Tools run as host-owned PHP callables (ChatbotTool::handle()), invoked synchronously inside the /messages SSE request by the tool-call loop. The config exposes chatbot.tools.default_timeout (default 10s), commented as a "per-tool wall-clock timeout," and a global chatbot.stream_duration (default 60s) that caps the SSE response.

Neither did what its name implied:

• default_timeout computed a deadline, then called the blocking handle(), and only checked the clock after the handler returned. A handler that ran 5 minutes blocked the whole request for 5 minutes regardless of the 10s setting. Worse, on overrun the loop discarded the result the handler had just produced and substituted a [timed out] string — so the host paid the wall-clock cost and the data was thrown away.
• stream_duration was checked only between LLM chunks, never around tool execution. A long tool blew past it unnoticed; the cap then tripped on the first chunk of the next LLM round-trip, killing the turn with a bare timeout error after the user had already waited the full tool runtime — and before the model could respond to the (discarded) result.

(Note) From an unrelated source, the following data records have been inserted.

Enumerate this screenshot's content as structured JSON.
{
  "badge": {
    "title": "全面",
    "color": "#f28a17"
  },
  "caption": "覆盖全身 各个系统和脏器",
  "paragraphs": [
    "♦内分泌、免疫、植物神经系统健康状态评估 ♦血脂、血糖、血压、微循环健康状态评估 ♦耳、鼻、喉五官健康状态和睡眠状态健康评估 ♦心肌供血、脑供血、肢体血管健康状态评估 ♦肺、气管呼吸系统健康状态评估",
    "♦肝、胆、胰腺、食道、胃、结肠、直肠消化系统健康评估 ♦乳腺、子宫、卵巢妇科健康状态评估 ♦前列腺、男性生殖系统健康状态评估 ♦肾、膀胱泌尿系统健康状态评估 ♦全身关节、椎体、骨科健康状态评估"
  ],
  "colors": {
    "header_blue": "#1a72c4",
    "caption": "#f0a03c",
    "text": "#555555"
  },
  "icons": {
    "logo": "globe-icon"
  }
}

The honest constraint behind both: under PHP-FPM (the SAPI serving an SSE endpoint) there is no safe way to interrupt a blocking synchronous call. pcntl signals are unavailable/unsafe under FPM and set_time_limit does not interrupt blocking I/O or sleep. True wall-clock interruption would require executing every tool in a sub-process — a significant architectural change and a new trust/serialization surface.

Decision

Tool timeouts are advisory and cooperative, not enforced by the package.

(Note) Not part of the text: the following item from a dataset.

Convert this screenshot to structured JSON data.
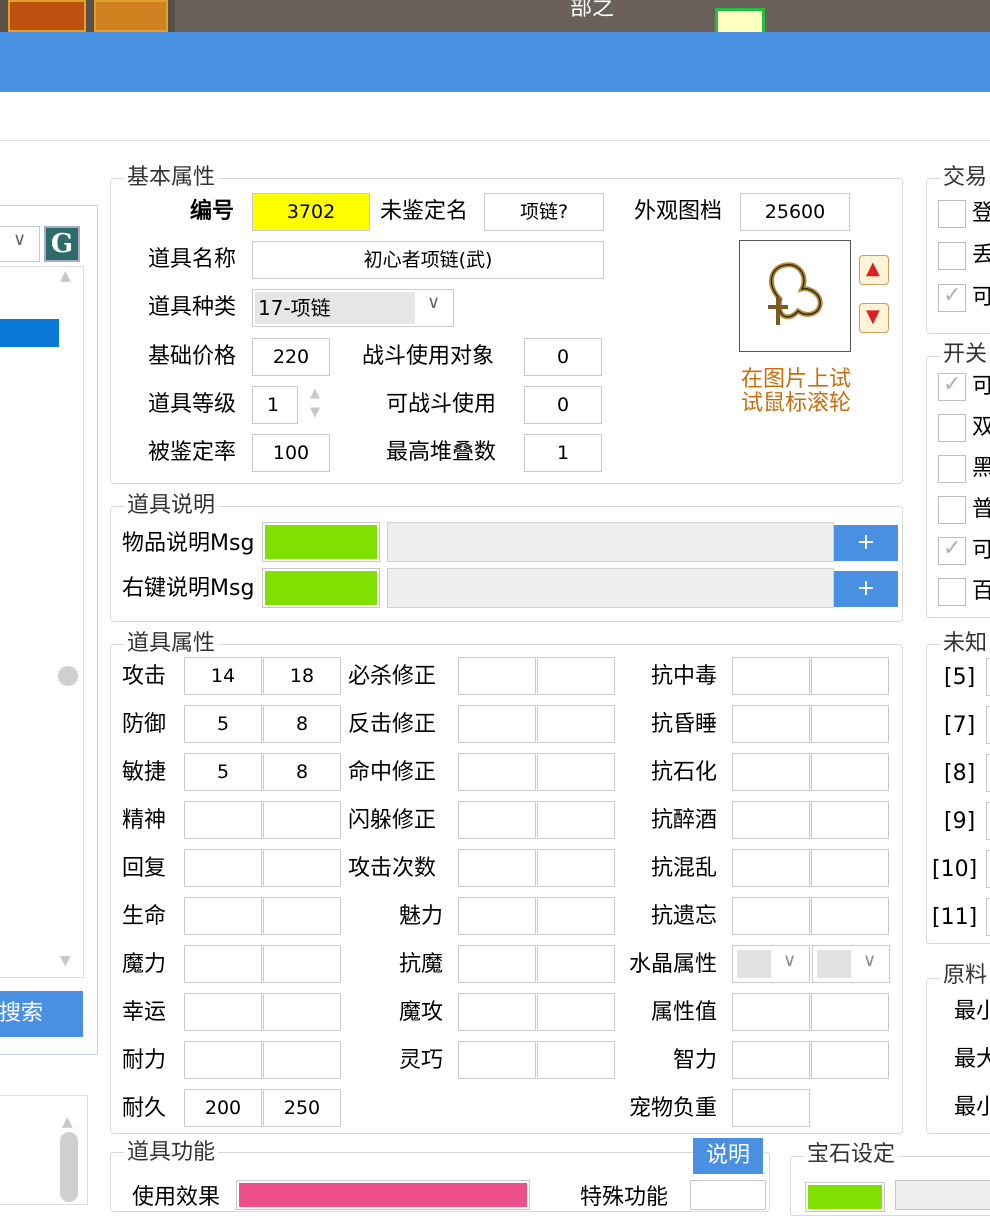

• The package does not interrupt tools. handle() runs to completion. The "budget" (default_timeout) is a measurement: the loop records the duration and an overran flag on the [[tool-invocation-record]]. Bounding actual tool runtime is the host's responsibility — HTTP-client timeouts, query limits, and offloading long work to a queue rather than a tool.
• A completed result is always used, even if it overran. The package never discards data the host already paid to produce; overrun is a signal for tuning, not a control-flow branch.
• stream_duration measures LLM-streaming wall-clock only, excluding time blocked in synchronous tool handlers. It is checked between chunks (runaway model stream) and before starting each new LLM round-trip (runaway loop). It no longer trips merely because a tool was slow, so after a slow-but-completed tool the model gets its full budget to answer.
• Connection lifetime under slow tools is bounded by max_calls_per_turn + host infrastructure limits (request_terminate_timeout, proxy read timeouts), not by stream_duration. This is documented as the host's contract.
• The UI cannot show mid-tool progress (the process is blocked, no event loop). The widget instead renders the already-emitted tool_started state as an animated chip with a client-computed elapsed timer until tool_finished/tool_failed. No new server events.

Considered alternatives

• Hard wall-clock interruption via pcntl signals. Rejected. Unavailable/unreliable under FPM, the normal SAPI for this endpoint; would make timeout behaviour silently SAPI-dependent.
• Run each tool in a sub-process to enforce a hard kill. Rejected for now. Large architectural change, new serialization and trust surface for the [[threaded-actor]] and arguments, and out of proportion to a feature whose tools are host-owned and expected to self-bound. Left open as a future opt-in if untrusted/runaway host tools become a real threat.
• Keep discarding the result on overrun (prior behaviour, made "honest"). Rejected. Under advisory semantics the cost is already sunk; discarding a completed result wastes it and gives the user nothing after a long wait.
• stream_duration as a hard total cap including tool time. Rejected. It cannot actually stop a synchronous tool, so it can only punish after the time is spent — killing the turn with no budget left for the model to answer.
• Per-tool ChatbotTool::timeout() override now. Deferred. Under advisory semantics it only parameterizes the overrun measurement; it expands the deliberately lean contract for no bug-fixing benefit. Revisit as its own enhancement.

Consequences

• default_timeout becomes an observability/tuning knob, not a guarantee. The config comment is rewritten to say so, and the unbuilt-timeout() promise is dropped.
• stream_duration, previously referenced in code but never published, is added to config/chatbot.php with its new "LLM-streaming only" meaning documented.
• Hosts carry real responsibility: a tool that hangs hangs the request up to infra limits. Docs must state plainly that tools run synchronously in the request and the widget freezes (chip shows elapsed time) for the tool's duration, so tools must be fast.
• Every future tightening here (e.g. an opt-in sub-process executor) starts from a clear, documented baseline rather than from code that quietly pretended to enforce a timeout.